Yenny menyampaikan dalam jumpa pers di Hotel Santika Harapan Indah Bekasi, Rabu (4/3/2026). Dalam penjelasannya, FPTI menyadari adanya peristiwa yang sangat berat bagi federasi dan seluruh insan olahraga yakni pelanggaran berupa pelecehan seksual dan kekerasan fisik yang dialami atlet.
“Saya jelaskan dulu kronologi, jadi pada tanggal 28 Januari, 8 orang atlet menghadap saya untuk melaporkan dugaan kekerasaan seksual dan fisik yang mereka alami,” buka Yenny di hadapan pewarta dan atlet, serta tim pelatih.
“Sesuai permintaan mereka, sepekan kemudian kami kumpulkan mereka yang terdiri dari atlet Pelatnas dan daerah, beserta tim pelatih, tim psikolog, minus terduga pelaku, berkumpul di hotel untuk mendalami yang terjadi terhadap atlet.”
Beberapa hari setelah pertemuan itu, Yenny mengatakan, mengeluarkan SK nonaktif pelatih kepala, kemudian membentuk Tim Pencari Fakta (TPF).
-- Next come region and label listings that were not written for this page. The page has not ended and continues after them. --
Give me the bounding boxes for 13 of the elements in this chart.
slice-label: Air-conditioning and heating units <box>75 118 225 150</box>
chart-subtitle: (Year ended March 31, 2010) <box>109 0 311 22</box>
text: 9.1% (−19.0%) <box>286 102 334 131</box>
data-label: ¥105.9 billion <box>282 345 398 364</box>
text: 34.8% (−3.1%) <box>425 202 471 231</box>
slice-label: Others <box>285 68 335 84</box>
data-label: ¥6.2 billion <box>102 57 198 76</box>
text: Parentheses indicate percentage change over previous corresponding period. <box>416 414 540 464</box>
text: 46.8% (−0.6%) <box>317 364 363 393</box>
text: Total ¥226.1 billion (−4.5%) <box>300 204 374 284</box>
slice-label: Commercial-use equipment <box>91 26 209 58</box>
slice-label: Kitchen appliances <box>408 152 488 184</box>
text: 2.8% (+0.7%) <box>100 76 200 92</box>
Hal ini guna memastikan bahwa dugaan ini disikapi secara serius, sebab FPTI tidak menoleransi penyimpangan termasuk kekerasan seksual dan fisik.
“Semua yang ada di komunitas panjat tebing harus dijaga martabat, keamanan mental dan fisiknya. Setelah itu kami membentuk tim untuk segera merumuskan tim Pelatnas yang baru supaya tidak ada vakum agar memastikan atlet terus terfasilitasi latihan mereka,” ujarnya.
Tak hanya membentuk tim investigasi, Yenny juga melakukan konsultasi dengan Menpora Erick Thohir, serta meminta pendampingan dari beberapa organisasi.
“Sambutannya (Menpora) positif. Beliau mendukung langkah yang dilakukan. Kami juga meminta pendampingan dari beberapa organisasi seperti Peradi dan LBH APIK (Asosiasi Perempuan untuk Keadilan) untuk memberi pendampingan kepada atlet.”
Putri dari Presiden ke-4 RI ini juga melakukan konsultasi dengan Induk Federasi Internasional Panjat Tebing (IFSC) terkait yang terjadi di Pelatnas panjat tebing.
“Sudah jadi kesepakatan internasional tentang safeguarding terhadap hak dan kewajiban atlet. Segala bentuk pelanggaran apalagi pelecehan seksual tidak bisa diterima di manapun,” tuturnya.
Yenny menyebut FPTI akan menggunakan momentum ini sebagai titik balik untuk memanjat lebih tinggi lagi.
“Kami berkomitmen untuk bertransformasi secara komprehensif dengan pembenahan utuh. Kami akan membuat aturan bahwa atlet aman dan terlindungi. Mereka harus bisa berlatih secara aman dan bahagia,” kata Yenny.
“Kami akan mengaktifkan sistem whistleblower dan protokol yang ketat. Tidak boleh ada latihan berdua dengan pelatih secara tertutup. Ada kode etik yang harus dipenuhi.”
“Ada juga transparansi dan proses sehingga semua yang ada di sini merasa aman. Apa yang dialami oleh panjat tebing ini bisa jadi pelajaran untuk komunitas di Indonesia. Tindakan ini tidak boleh ditoleransi,” tambahnya.
Yenny sekaligus mengapresiasi langkah atlet untuk membuat laporan ke polisi. Menurutnya, langkah ini menunjukkan keseriusan dari dugaan pelecehan seksual dan kekerasan fisik dari pelatih kepala tersebut.
“Kami berpihak pada kesejahteraan atlet dan menunjukkan komitmen kami membangun komunitas olahraga yang sehat. Kami akan kembali fokus pada pembinaan prestasi sambil menyelesaikan masalah yang ada. Sebentar lagi ada ajang penting di China di awal April untuk kejuaraan menuju Asian Games,” tegasnya.